The hard truth about AI and inequality in Africa's schools
Daily Maverick
|December 12, 2025
A continent-wide study delivers a blunt message to the world's artificial intelligence architects: without real provision for the excluded, the technology risks becoming digital colonialism 2.0
More than 70% of surveyed teachers are already using generative tools for lesson planning and content creation. They use these tools as assistants that free them to mentor rather than merely lecture.
Yet this is fiercely conditional. African educators and students insist that without deliberate design for the excluded - those without reliable electricity, affordable data or tools in their mother tongues - artificial intelligence (AI) will not democratise education. It will entrench a new apartheid: premium features for the urban elite, crumbs for everyone else.

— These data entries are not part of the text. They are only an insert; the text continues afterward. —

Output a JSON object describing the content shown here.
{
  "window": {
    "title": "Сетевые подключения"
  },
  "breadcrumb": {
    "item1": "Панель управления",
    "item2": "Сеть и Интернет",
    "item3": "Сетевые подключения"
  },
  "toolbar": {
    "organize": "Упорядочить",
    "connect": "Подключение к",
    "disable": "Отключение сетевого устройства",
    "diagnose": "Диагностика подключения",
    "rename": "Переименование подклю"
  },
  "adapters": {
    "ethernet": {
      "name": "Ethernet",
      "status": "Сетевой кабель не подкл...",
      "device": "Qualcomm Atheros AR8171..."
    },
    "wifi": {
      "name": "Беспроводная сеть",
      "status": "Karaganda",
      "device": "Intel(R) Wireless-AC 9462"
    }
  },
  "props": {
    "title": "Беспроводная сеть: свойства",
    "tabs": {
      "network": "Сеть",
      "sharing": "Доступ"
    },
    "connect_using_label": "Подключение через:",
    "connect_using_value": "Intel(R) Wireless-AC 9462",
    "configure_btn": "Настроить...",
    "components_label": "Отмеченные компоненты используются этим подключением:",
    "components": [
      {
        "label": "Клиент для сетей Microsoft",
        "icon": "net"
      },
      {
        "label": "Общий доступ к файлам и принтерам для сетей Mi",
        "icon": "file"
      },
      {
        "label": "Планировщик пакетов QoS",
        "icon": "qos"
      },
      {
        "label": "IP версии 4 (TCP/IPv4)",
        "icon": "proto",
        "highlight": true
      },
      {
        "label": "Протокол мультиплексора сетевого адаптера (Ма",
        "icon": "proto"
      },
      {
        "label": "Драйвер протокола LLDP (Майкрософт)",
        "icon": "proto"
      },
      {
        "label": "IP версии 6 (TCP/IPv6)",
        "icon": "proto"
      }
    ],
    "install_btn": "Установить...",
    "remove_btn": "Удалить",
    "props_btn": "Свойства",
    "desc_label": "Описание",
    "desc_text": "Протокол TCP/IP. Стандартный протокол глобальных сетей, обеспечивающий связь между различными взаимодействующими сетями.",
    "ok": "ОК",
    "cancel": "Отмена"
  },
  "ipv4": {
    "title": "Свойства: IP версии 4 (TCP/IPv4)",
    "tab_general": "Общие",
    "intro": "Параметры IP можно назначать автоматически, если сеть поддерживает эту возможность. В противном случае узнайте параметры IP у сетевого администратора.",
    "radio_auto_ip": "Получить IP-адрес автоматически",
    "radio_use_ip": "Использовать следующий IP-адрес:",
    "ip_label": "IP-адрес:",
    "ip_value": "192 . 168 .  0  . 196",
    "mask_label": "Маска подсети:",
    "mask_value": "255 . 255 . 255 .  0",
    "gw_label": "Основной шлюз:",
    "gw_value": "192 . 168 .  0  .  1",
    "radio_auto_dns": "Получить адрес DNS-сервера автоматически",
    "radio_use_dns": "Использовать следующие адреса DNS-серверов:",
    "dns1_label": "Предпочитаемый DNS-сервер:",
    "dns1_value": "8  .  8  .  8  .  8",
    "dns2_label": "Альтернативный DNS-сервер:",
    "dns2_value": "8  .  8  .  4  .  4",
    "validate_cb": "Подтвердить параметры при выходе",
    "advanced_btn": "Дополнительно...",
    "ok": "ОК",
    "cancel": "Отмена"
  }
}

In the global rush to embrace AI as education's great saviour, one continent's students and teachers are offering a sobering corrective.

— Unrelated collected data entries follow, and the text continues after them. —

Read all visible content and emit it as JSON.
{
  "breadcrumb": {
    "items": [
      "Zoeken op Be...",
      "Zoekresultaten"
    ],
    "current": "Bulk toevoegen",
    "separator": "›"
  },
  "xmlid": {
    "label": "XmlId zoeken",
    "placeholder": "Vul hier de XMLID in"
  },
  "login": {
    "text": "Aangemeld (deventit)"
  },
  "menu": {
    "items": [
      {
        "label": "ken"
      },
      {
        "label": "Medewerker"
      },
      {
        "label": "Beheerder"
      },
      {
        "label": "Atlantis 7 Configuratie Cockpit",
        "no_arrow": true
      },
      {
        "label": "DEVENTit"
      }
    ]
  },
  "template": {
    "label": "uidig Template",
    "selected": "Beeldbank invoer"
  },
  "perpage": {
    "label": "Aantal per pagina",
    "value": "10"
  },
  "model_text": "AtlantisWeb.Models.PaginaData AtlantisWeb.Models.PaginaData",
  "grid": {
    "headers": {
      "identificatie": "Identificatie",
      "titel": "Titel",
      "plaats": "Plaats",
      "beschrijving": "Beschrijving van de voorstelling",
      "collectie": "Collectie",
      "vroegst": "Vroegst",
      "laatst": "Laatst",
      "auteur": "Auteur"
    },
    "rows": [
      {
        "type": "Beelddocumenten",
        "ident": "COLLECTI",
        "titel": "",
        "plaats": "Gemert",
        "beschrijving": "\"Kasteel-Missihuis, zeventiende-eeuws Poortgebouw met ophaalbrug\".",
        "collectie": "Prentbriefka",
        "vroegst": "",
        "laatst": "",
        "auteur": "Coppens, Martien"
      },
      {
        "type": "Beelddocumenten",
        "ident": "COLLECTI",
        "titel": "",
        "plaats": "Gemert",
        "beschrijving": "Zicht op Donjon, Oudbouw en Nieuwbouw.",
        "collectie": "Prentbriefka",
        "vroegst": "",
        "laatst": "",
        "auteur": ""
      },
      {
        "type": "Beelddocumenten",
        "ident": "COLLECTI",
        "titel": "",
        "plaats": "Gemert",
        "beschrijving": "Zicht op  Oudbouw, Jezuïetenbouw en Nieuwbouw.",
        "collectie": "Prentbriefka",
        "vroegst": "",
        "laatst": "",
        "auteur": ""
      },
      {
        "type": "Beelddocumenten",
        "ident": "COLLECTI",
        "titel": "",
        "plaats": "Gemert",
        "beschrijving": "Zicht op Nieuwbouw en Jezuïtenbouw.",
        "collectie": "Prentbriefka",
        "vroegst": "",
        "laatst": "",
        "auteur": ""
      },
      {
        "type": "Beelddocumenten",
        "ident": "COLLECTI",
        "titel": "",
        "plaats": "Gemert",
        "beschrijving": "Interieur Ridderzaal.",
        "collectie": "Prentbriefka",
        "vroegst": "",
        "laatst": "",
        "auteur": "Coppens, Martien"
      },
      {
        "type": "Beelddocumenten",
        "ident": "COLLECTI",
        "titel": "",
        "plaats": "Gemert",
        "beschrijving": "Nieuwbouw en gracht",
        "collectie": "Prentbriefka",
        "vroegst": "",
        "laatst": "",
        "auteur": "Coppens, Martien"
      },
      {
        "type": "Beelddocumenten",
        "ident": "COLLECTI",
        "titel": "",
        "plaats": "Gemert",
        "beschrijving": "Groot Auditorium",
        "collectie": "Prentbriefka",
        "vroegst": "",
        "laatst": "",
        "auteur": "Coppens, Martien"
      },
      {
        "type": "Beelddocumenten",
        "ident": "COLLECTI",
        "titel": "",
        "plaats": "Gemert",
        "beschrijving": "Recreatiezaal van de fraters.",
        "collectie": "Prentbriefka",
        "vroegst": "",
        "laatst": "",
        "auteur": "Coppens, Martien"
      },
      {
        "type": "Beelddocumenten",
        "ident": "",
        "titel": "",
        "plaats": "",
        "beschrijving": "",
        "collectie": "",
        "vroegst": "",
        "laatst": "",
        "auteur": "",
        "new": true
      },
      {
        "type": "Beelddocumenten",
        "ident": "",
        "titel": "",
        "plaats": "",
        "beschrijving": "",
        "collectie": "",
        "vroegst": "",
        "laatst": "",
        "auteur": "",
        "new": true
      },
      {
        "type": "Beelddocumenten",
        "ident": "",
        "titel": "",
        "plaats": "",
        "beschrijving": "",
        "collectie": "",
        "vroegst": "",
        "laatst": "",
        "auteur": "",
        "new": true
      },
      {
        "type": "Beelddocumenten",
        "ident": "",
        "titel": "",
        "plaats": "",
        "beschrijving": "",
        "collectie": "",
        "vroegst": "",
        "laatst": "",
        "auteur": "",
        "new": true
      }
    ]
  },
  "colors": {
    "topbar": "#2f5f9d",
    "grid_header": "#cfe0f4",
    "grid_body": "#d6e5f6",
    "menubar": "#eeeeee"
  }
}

From the dust-swept schools of rural Malawi to the overcrowded classrooms of Lagos, young African people are not rejecting AI - they are embracing it with a fervour that might surprise Western sceptics, who see the technology only through the lens of cheating scandals or job-killing automation.

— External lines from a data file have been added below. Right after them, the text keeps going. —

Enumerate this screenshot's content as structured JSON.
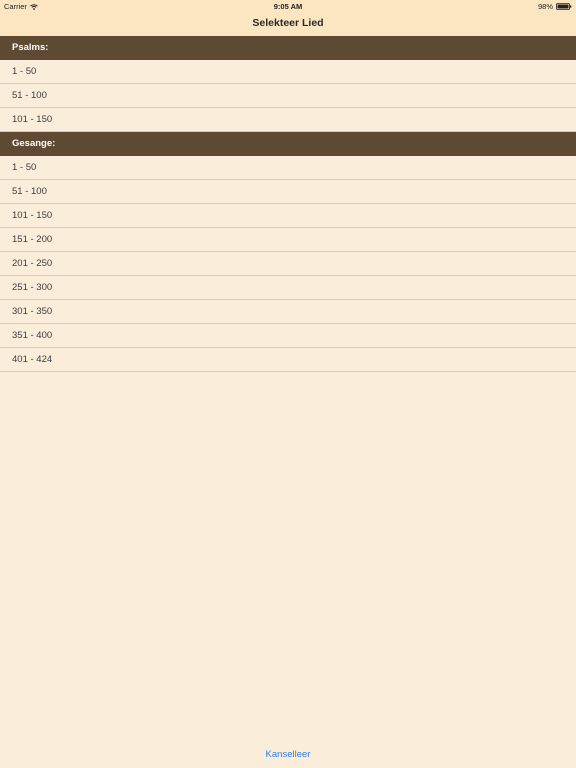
{
  "status_bar": {
    "carrier": "Carrier",
    "time": "9:05 AM",
    "battery": "98%"
  },
  "nav": {
    "title": "Selekteer Lied"
  },
  "sections": [
    {
      "header": "Psalms:",
      "items": [
        "1 - 50",
        "51 - 100",
        "101 - 150"
      ]
    },
    {
      "header": "Gesange:",
      "items": [
        "1 - 50",
        "51 - 100",
        "101 - 150",
        "151 - 200",
        "201 - 250",
        "251 - 300",
        "301 - 350",
        "351 - 400",
        "401 - 424"
      ]
    }
  ],
  "footer": {
    "cancel_label": "Kanselleer"
  },
  "colors": {
    "background": "#faeedb",
    "bar": "#fbe6c1",
    "section_header": "#5e4a32",
    "link": "#2f7fe6"
  }
}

I led a comprehensive study that was commissioned by the Global Campaign for Education. It drew on 194 youth in different focus group discussions, dozens of youth organisations and teacher surveys in more than 27 African countries. It revealed a striking consensus: AI is welcomed as a "thinking partner" and a "24/7 personal tutor" that could finally deliver personalised learning to millions who are trapped in underresourced systems.